FERNANDO VALLESPÍN-El PAÍS
- Los medios se han convertido en una nueva y privilegiada puerta giratoria para cuando los políticos son desplazados de sus responsabilidades
¿Por qué se comportan los políticos de forma distinta en las tertulias que en las instituciones? Lo presento a modo de “pregunta de investigación”, que diría un académico. Yo mismo no tengo una respuesta clara. Me refiero, como imaginarán, a la presencia de Carmen Calvo, Pablo Iglesias y García-Margallo en el Ágora de la Cadena SER. Pero estos no son los únicos; hay algunos más (lean la reciente crónica al respecto de Manuel Jabois donde vienen todos los detalles). Ahí se aprecia no solo cómo los medios se han convertido en una nueva y privilegiada puerta giratoria para cuando son desplazados de sus responsabilidades. Lo más interesante es ver cómo los políticos desempeñan su nueva función comunicadora transformados en sesudos analistas que se escuchan entre sí, discrepan pacífica y educadamente y ponen toda su experiencia al servicio del debate ciudadano. El contrapunto exacto de lo que ocurre en la política institucional, como vemos en el Parlamento. Es como si, libres de la camisa de fuerza de su rol de políticos activos, pudieran recuperar el sosiego. Desaparece su furiosa parte de Mister Hyde y retorna el más apacible Dr. Jekyll.

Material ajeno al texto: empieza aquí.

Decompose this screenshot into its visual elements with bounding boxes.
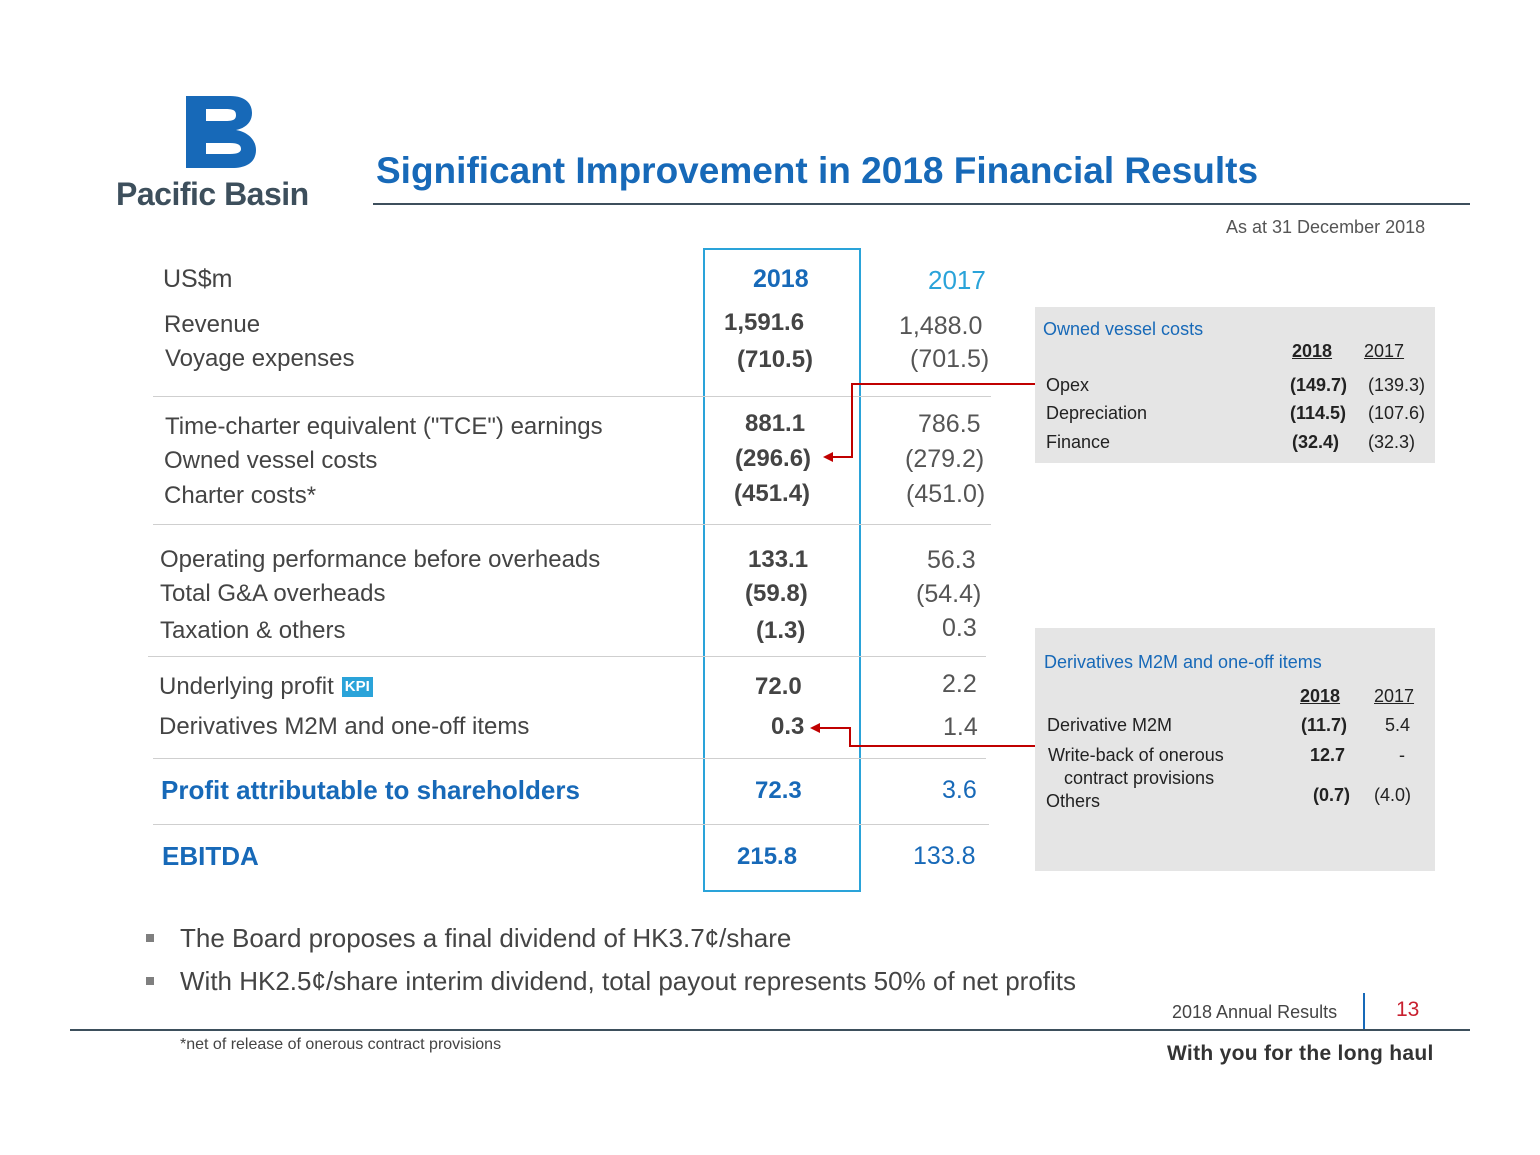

O sea, que debe haber algo en ese espacio que llamamos política activa que resulta tóxico. Siempre lo ha sido, no vamos a hacernos ahora los sorprendidos. Si nombres como los de Maquiavelo, Hobbes o Schmitt están en lo alto del santoral politológico debe de ser por algo. Hacer política es otra forma de hacer la guerra, por parafrasear a Clausewitz, no en vano su función es sublimar los conflictos, hacerlos digeribles. El conflicto es la materia de la que se nutre. Y no hay conflictos sin facciones, sin una clara delimitación entre un nosotros y un ellos. Por eso, en cuanto toma la palabra, todo político siempre está dirigiéndose a los suyos, y el mejor cemento para cohesionarlos es el enfrentamiento con el otro. De ahí que sea imperativo hablar siempre en contra de alguien.

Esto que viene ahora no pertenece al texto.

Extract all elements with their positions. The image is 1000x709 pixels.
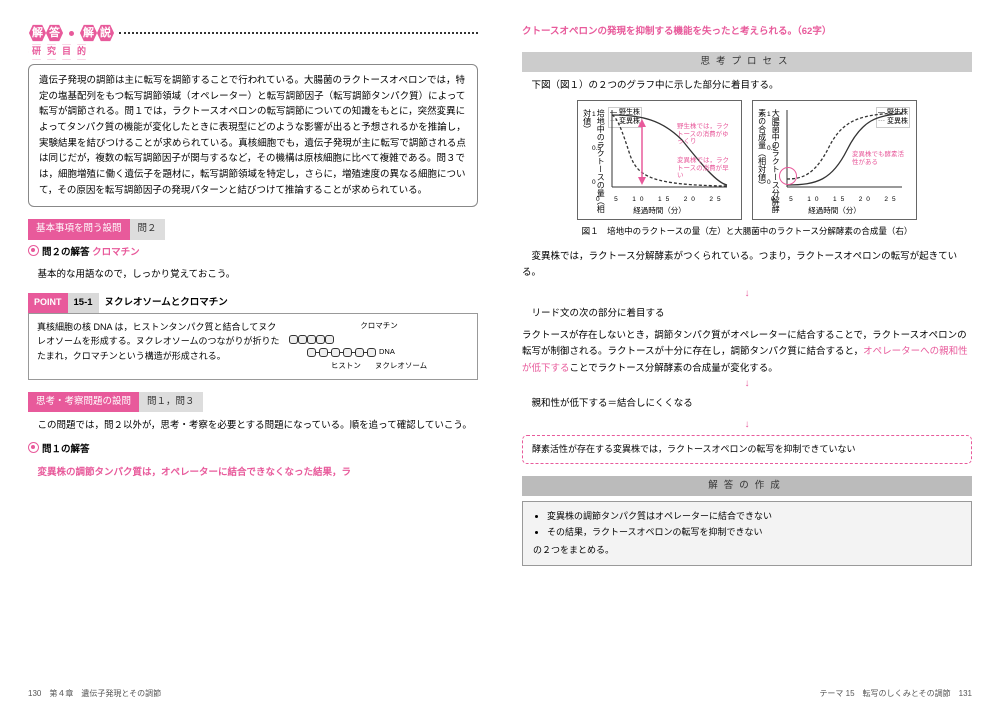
hex-tou: 答: [45, 24, 64, 42]
label-dna: DNA: [379, 346, 395, 359]
think-bar-label: 思考・考察問題の設問: [28, 392, 139, 412]
think-note: この問題では，問２以外が，思考・考察を必要とする問題になっている。順を追って確認…: [28, 418, 478, 434]
yticks-right: 1 0.5 0: [767, 107, 776, 191]
point-text: 真核細胞の核 DNA は，ヒストンタンパク質と結合してヌクレオソームを形成する。…: [37, 320, 281, 373]
page-spread: 解 答 解 説 研 究 目 的 遺伝子発現の調節は主に転写を調節することで行われ…: [0, 0, 1000, 709]
step2-body: ラクトースが存在しないとき，調節タンパク質がオペレーターに結合することで，ラクト…: [522, 328, 972, 376]
point-tag: POINT: [28, 293, 68, 312]
basic-bar-label: 基本事項を問う設問: [28, 219, 130, 239]
point-header: POINT 15-1 ヌクレオソームとクロマチン: [28, 293, 478, 313]
heading-row: 解 答 解 説: [28, 24, 478, 42]
shikou-bar-label: 思考プロセス: [522, 52, 972, 72]
label-nucleosome: ヌクレオソーム: [375, 360, 427, 373]
label-histone: ヒストン: [331, 360, 361, 373]
dotted-rule: [119, 32, 478, 34]
q1-line: 問１の解答: [28, 442, 478, 458]
xlabel-right: 経過時間（分）: [753, 205, 916, 218]
kenkyuu-row: 研 究 目 的: [28, 44, 478, 60]
step1: 変異株では，ラクトース分解酵素がつくられている。つまり，ラクトースオペロンの転写…: [522, 249, 972, 281]
basic-bar: 基本事項を問う設問 問２: [28, 219, 478, 239]
point-num: 15-1: [68, 293, 99, 313]
label-chromatin: クロマチン: [289, 320, 469, 333]
q2-head: 問２の解答: [42, 247, 90, 258]
arrow-down-icon: ↓: [522, 375, 972, 392]
charts-row: 培地中のラクトースの量（相対値） — 野生株 ┄ 変異株: [522, 100, 972, 220]
annot-left-b: 変異株では，ラクトースの消費が早い: [677, 157, 735, 178]
arrow-down-icon: ↓: [522, 416, 972, 433]
step2-head: リード文の次の部分に着目する: [522, 306, 972, 322]
yticks-left: 1 0.5 0: [592, 107, 601, 191]
annot-right: 変異株でも酵素活性がある: [852, 151, 908, 165]
hex-kai2: 解: [79, 24, 98, 42]
q2-answer: クロマチン: [92, 247, 140, 258]
hex-dot: [62, 24, 81, 42]
target-icon: [28, 245, 39, 256]
hex-teki: 的: [73, 44, 90, 60]
step4-box: 酵素活性が存在する変異株では，ラクトースオペロンの転写を抑制できていない: [522, 435, 972, 464]
footer-left: 130 第４章 遺伝子発現とその調節: [28, 687, 161, 701]
shikou-bar: 思考プロセス: [522, 52, 972, 72]
think-bar: 思考・考察問題の設問 問１，問３: [28, 392, 478, 412]
chart-left-svg: [602, 105, 732, 197]
hex-ken: 研: [28, 44, 45, 60]
hex-moku: 目: [58, 44, 75, 60]
point-diagram: クロマチン DNA ヒストン ヌクレオソーム: [289, 320, 469, 373]
footer-right: テーマ 15 転写のしくみとその調節 131: [819, 687, 972, 701]
think-bar-q: 問１，問３: [139, 392, 203, 412]
shikou-intro: 下図（図１）の２つのグラフ中に示した部分に着目する。: [522, 78, 972, 94]
q1-answer: 変異株の調節タンパク質は，オペレーターに結合できなくなった結果，ラ: [28, 465, 478, 481]
ans-li1: 変異株の調節タンパク質はオペレーターに結合できない: [547, 509, 961, 524]
ans-li2: その結果，ラクトースオペロンの転写を抑制できない: [547, 525, 961, 540]
step3: 親和性が低下する＝結合しにくくなる: [522, 396, 972, 412]
chart-left: 培地中のラクトースの量（相対値） — 野生株 ┄ 変異株: [577, 100, 742, 220]
kaitou-bar: 解答の作成: [522, 476, 972, 496]
hex-kyuu: 究: [43, 44, 60, 60]
hex-kai: 解: [28, 24, 47, 42]
top-continuation: クトースオペロンの発現を抑制する機能を失ったと考えられる。（62字）: [522, 24, 972, 40]
annot-left-a: 野生株では，ラクトースの消費がゆっくり: [677, 123, 735, 144]
answer-box: 変異株の調節タンパク質はオペレーターに結合できない その結果，ラクトースオペロン…: [522, 501, 972, 566]
q1-head: 問１の解答: [42, 444, 90, 455]
ans-tail: の２つをまとめる。: [533, 543, 961, 558]
point-title: ヌクレオソームとクロマチン: [99, 293, 234, 313]
left-page: 解 答 解 説 研 究 目 的 遺伝子発現の調節は主に転写を調節することで行われ…: [0, 0, 500, 709]
target-icon: [28, 442, 39, 453]
figure-caption: 図１ 培地中のラクトースの量（左）と大腸菌中のラクトース分解酵素の合成量（右）: [522, 224, 972, 238]
basic-bar-q: 問２: [130, 219, 165, 239]
xlabel-left: 経過時間（分）: [578, 205, 741, 218]
q2-note: 基本的な用語なので，しっかり覚えておこう。: [28, 267, 478, 283]
kaitou-bar-label: 解答の作成: [522, 476, 972, 496]
point-box: 真核細胞の核 DNA は，ヒストンタンパク質と結合してヌクレオソームを形成する。…: [28, 313, 478, 380]
hex-setsu: 説: [96, 24, 115, 42]
q2-line: 問２の解答 クロマチン: [28, 245, 478, 261]
arrow-down-icon: ↓: [522, 285, 972, 302]
chart-right: 大腸菌中のラクトース分解酵素の合成量（相対値） — 野生株 ┄ 変異株 変異株で…: [752, 100, 917, 220]
intro-box: 遺伝子発現の調節は主に転写を調節することで行われている。大腸菌のラクトースオペロ…: [28, 64, 478, 207]
right-page: クトースオペロンの発現を抑制する機能を失ったと考えられる。（62字） 思考プロセ…: [500, 0, 1000, 709]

La mayor diferencia entre el político activo y el político tertuliano reside precisamente en que el destinatario del discurso de este último es el ciudadano común, no sus militantes. Y, además, en esta nueva esfera están libres de las consignas partidarias, de las estrategias de los expertos en comunicación. Aun defendiendo sus mismas ideas o propuestas, lo hacen sin la camisa de fuerza del partidismo patológico. Fíjense, en cuanto se abandonan los excesos de la política adversaria, surge la posibilidad de una política dirigida al entendimiento mutuo. Aunque, ojo, eso no quiere decir que no discrepen. Pero es una discrepancia sin aspavientos, con fair play discursivo.

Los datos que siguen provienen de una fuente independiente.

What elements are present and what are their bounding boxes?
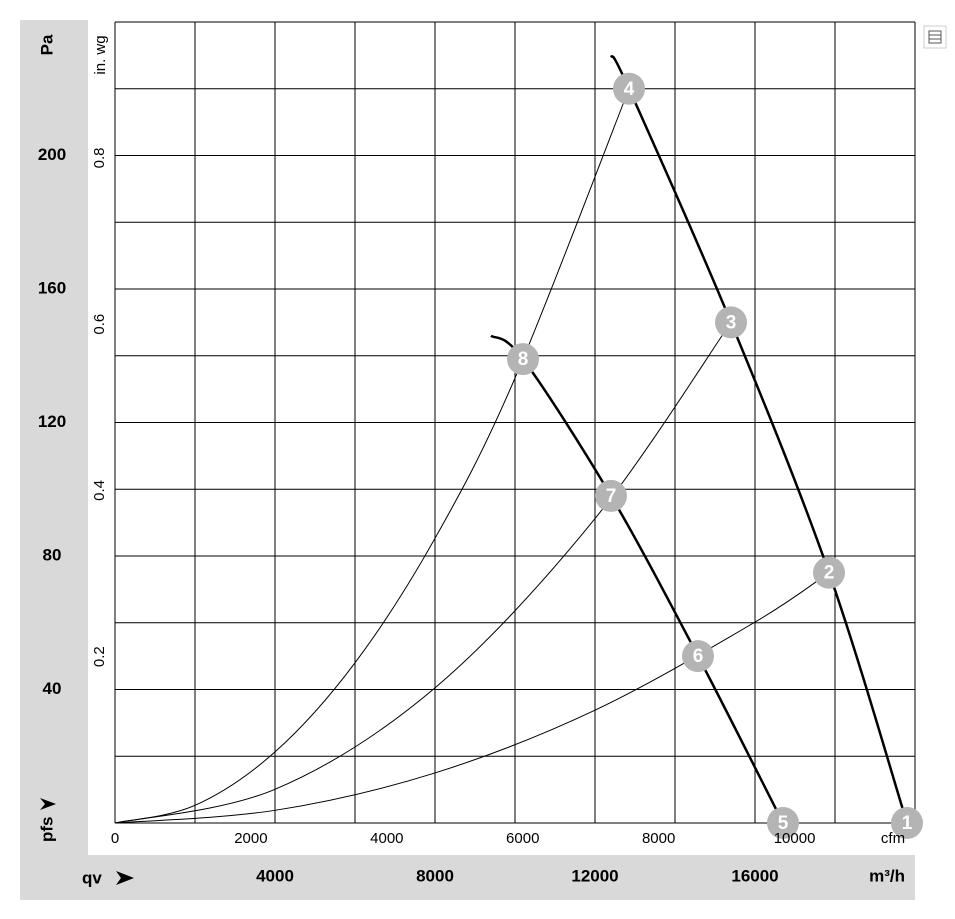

Lo curioso de esta transformación de nuestra democracia tertuliana es que los tertulianos ordinarios —en el sentido más noble del adjetivo, claro— tienden (tendemos) a ser cada vez más partidistas y ofuscados, más hooligans. Aquí se hace sentir también la polarización que nos corroe. En cambio, estos nuevos intrusos parecen flemáticos anglosajones. Quien lo iba a decir, intercambio de papeles. Con todo, vamos a ver si dura. No perdamos de vista que tanto políticos como comentaristas participamos de la cultura del espectáculo y bajo las condiciones de la economía de la atención. El incentivo está en la sobreactuación y la bronca, no en la mesura, y esta es otra de las causas de esa toxicidad aludida. Eso sí que tiene mal arreglo.